Friday, February 1, 2019

State Of The Lyin'

By Hubie and Bertie

Wow, another State of the Union coming up. We cats won't be watching (we can't stomach Benedict Donald), but we're curious as to how the Speaker of the House will handle sitting behind him.

Will she signal her caucus — perhaps with a white handkerchief to her forehead, a la "Darkest Hour" — whenever Trump lies? If so, that hanky will be fluttering without pause.

It almost makes us nostalgic for SOTUs of years past.

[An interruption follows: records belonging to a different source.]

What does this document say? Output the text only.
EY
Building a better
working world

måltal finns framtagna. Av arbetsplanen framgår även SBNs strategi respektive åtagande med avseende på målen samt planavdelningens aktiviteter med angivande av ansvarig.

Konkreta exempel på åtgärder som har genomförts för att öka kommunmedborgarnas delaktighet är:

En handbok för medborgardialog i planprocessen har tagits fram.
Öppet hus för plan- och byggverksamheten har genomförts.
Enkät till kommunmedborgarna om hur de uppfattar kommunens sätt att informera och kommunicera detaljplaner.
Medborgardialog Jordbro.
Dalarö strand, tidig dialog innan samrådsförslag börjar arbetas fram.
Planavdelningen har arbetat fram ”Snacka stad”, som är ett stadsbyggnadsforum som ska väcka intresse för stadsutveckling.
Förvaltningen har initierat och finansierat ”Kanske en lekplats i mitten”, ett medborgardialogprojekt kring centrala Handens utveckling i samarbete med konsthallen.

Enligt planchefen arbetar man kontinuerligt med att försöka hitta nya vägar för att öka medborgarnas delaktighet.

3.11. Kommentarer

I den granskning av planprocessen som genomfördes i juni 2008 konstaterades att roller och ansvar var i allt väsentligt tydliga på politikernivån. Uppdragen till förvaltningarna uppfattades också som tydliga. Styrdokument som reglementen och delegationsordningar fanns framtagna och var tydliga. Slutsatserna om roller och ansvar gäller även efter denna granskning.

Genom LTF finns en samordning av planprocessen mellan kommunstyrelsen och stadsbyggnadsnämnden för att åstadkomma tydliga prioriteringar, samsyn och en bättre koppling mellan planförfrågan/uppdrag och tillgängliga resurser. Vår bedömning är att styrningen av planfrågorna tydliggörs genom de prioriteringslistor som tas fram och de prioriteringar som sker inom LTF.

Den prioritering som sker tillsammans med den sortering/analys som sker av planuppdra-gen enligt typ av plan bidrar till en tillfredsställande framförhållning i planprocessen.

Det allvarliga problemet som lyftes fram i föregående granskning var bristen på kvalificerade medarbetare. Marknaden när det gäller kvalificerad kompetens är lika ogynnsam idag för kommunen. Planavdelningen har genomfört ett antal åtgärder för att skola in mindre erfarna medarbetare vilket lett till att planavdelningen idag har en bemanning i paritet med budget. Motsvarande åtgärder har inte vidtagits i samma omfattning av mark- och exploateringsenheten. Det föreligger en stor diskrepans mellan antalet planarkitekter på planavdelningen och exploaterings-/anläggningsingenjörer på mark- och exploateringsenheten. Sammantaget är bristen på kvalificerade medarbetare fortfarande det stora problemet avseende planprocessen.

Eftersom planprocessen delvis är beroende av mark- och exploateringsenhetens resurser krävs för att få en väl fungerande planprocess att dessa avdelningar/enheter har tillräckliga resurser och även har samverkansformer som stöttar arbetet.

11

Take, for example, George W. Bush (who once held the title of The Worst Person Who's Ever Lived, before being toppled by Trump) — and that whopper he told about Saddam Hussein, Niger and yellowcake. That was debunked pretty quickly by Joseph Wilson in The New York Times. And what was the Administration's response? They outed Wilson's wife, Valerie Plame, as a CIA agent.

How quaint it all seems now. Because while Bush may have told one big lie in that SOTU, Trump's speech on Tuesday will be so jam-packed with falsehoods it will beggar description. But what concerns us most is that not just that we're becoming inured to fibs by Commanders-in-Chief — but that the Bush-Cheney crowd will be getting a pass by comparison.

That, folks, can never happen. This Trump Administration is the stuff of nightmares, but that doesn't make the crimes of the Bushies any less awful. They should all rot in hell, and we cats HISS.

(IMAGE: SOTU, 2003. Check it out: Two war criminals and a child molester. Just sayin'.)